Today, President Bush called for reform of budget earmarks, the fiscal baddie de jour. Those are the budget items commonly called “pork projects.” Think of the funding for the World Toilet Summit, for instance, and the obvious jokes about fiscal incontinence.


In this morning’s Rose Garden speech, the president summed up why these projects are bad:

Washington insiders are able to get billions of dollars directed to projects, many of them pork barrel projects that have never been reviewed or voted on by the Congress … Some of the earmarks are not even included in legislation. They are stuffed into committee reports that have never been passed, and are never signed into law. Earmarks often divert precious funds from vital priorities like national defense. And each year they cost the taxpayers billions of dollars.

He closed with what was touted by his press spinners as a grand proposal to curtail earmarks:

Congress needs to adopt real reform that requires full disclosure of the sponsors, the costs, the recipients, and the justifications for every earmark. Congress needs to stop the practice of concealing earmarks in so-called report language. And Congress needs to cut the number and cost of earmarks next year by at least half.

It’s certainly nice to hear this rhetoric coming from the president. And nobody can really object to what he’s proposing. It’s hard to disagree with an attempt to shine some light on what über-lobbyist Jack Abramoff called the “favor factory.” Even Nancy Pelosi has endorsed the goal of “transparency” in earmarking by requiring members of Congress to put their names alongside the projects they sponsor.

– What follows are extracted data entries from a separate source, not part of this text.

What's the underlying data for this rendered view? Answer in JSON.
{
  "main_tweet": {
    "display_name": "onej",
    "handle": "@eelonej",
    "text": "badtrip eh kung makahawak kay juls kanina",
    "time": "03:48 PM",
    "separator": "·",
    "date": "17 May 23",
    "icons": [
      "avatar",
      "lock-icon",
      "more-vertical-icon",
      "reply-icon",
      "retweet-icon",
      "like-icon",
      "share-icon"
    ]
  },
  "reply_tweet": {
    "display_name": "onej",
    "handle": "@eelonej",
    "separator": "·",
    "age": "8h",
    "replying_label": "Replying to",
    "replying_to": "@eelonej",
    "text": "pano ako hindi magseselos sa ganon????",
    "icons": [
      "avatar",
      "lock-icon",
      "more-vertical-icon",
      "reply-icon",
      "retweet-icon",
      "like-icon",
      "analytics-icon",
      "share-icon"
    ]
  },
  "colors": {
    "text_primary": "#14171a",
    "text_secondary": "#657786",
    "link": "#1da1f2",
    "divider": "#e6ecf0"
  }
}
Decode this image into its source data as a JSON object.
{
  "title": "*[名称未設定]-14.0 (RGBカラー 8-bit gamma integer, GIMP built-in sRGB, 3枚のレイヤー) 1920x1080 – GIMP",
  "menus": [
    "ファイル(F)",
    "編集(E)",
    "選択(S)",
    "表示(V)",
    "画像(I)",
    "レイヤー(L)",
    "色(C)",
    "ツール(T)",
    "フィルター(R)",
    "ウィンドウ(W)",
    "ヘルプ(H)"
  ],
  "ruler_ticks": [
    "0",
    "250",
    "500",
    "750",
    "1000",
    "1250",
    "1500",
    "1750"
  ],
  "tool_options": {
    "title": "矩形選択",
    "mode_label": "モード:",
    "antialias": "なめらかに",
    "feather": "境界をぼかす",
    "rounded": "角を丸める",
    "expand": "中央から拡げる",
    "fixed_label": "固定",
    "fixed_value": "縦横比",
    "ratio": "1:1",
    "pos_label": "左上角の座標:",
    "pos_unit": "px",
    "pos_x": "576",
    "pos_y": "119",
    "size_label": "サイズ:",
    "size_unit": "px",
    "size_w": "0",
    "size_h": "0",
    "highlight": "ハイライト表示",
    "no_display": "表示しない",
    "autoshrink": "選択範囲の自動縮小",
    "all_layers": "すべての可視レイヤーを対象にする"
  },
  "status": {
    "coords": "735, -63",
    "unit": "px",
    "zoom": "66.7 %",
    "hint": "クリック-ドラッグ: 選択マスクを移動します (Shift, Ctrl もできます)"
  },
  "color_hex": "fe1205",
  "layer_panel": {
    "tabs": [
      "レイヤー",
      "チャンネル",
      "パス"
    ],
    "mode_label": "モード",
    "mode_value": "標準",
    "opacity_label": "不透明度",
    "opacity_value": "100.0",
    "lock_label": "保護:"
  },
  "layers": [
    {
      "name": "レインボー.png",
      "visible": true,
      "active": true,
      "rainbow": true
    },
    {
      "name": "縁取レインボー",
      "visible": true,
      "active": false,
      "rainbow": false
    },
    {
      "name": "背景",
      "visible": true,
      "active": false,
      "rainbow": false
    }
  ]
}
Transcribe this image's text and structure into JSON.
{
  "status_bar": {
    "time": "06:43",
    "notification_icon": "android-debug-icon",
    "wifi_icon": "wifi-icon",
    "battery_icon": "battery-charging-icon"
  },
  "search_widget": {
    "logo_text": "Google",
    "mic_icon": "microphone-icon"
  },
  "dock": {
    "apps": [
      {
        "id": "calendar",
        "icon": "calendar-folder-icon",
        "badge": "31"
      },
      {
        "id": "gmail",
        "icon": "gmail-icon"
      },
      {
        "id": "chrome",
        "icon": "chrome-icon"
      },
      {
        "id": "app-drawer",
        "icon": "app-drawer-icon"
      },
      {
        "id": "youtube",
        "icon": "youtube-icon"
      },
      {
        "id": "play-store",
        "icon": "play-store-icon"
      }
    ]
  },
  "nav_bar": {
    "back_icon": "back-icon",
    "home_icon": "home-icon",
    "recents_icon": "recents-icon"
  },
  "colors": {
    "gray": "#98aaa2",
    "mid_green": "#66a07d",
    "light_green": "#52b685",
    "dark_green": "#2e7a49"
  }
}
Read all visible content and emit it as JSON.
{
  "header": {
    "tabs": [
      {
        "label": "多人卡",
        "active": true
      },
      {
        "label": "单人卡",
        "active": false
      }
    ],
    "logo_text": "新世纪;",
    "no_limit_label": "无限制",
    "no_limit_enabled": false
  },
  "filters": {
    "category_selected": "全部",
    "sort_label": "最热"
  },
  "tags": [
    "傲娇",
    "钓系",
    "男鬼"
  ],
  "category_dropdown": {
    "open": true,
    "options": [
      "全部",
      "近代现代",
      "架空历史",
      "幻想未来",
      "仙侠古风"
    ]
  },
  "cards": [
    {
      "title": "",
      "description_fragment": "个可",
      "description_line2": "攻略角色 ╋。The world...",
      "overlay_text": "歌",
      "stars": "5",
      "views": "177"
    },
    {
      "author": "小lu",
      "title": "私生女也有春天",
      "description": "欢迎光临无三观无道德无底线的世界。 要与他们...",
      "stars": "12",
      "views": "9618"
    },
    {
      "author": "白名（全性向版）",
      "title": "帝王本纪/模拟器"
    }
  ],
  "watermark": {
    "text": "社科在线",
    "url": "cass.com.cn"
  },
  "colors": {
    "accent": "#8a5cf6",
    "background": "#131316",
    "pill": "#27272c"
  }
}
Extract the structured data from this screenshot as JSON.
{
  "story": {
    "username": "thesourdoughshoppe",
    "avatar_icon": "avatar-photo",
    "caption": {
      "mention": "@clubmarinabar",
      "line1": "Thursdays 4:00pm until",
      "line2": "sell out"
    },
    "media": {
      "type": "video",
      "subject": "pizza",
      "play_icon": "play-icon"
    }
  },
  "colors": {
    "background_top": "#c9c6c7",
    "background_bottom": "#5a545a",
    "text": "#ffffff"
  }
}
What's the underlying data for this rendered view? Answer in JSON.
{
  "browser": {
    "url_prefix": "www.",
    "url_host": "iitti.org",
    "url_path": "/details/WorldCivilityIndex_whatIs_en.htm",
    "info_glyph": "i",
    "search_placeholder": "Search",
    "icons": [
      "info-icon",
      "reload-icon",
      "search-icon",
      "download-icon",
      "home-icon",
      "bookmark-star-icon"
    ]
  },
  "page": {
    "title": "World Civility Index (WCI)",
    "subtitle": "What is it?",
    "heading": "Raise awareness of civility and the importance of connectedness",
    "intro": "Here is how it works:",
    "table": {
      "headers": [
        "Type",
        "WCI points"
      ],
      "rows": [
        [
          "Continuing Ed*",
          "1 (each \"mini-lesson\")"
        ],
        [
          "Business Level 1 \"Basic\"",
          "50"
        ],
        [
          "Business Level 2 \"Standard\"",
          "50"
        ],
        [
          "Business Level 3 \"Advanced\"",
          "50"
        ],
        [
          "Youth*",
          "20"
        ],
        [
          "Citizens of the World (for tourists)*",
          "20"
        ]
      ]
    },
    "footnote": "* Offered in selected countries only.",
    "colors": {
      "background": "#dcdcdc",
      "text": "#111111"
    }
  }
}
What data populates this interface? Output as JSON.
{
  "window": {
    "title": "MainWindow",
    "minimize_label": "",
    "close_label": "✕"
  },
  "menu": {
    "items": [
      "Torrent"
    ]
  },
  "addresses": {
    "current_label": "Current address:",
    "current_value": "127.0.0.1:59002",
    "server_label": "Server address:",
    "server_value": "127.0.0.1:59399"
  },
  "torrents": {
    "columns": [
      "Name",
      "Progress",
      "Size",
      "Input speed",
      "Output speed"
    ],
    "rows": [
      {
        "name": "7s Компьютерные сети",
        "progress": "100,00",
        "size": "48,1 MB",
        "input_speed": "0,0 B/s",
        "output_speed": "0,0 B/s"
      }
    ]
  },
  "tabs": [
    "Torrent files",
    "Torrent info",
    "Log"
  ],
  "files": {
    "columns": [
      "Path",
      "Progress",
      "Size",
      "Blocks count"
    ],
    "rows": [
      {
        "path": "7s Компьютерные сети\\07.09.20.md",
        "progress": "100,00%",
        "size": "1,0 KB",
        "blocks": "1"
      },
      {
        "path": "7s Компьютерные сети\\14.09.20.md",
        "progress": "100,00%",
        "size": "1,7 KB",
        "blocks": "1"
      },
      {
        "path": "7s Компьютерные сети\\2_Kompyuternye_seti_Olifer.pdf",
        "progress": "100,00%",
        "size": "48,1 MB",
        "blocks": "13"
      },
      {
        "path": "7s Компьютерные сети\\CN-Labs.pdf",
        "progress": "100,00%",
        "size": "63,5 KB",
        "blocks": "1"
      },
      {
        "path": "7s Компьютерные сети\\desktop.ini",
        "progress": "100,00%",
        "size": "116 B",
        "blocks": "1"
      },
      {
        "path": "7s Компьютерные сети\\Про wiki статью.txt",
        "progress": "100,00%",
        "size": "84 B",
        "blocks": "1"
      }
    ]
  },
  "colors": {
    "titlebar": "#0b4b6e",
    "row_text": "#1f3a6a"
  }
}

These reforms assume that members of Congress will be shamed into stopping these sorts of projects when forced to attach their names to them. But the truth really isn’t that members of Congress don’t want their names affiliated with most of these things. It’s that so many of them do! When earmark sponsors remain anonymous, numerous congressmen could take credit for a single project. There was no way to verify who was telling the truth. Now there is. Think of it as intellectual property protection for government waste. It just might lead to more pressure to multiply the number of earmarks, not less.


Even if “earmarks” as currently defined are monitored and reduced, there are no promises that these silly projects won’t appear in other ways and other places. The congressional budget process is nothing if not a game of reinvention. You can call these spending items Happy Funtime Projects instead and sock them away in another part of the budget. They will still remain the coin of the K Street realm.


Of course, Congress could simply give a bucket of money to an agency, no strings attached. But then it’s also likely a member of the Appropriations committee would write a letter to the department head that reads something like, “Gee, wouldn’t it be nice if Project X got some of this pot of money?” Can you really blame a department head who reads a letter like that – from a member of Congress who has power over their budget and oversight of their agency – and takes it seriously? It would strike anyone in that position as similar to Tony Soprano walking into the corner grocery store you own and saying, “Damn shame if anything were to happen to this nice little place.”


Earmark transparency shouldn’t be seen as the endgame of budget reform. It is merely a beginning. Yet the goal should be to reduce the scope of government overall. As long as a culture of spending persists in Washington – fueled by a budget process that commands Uncle Sam to be all things to all people – earmarking in some form will always be with us no matter who is in power.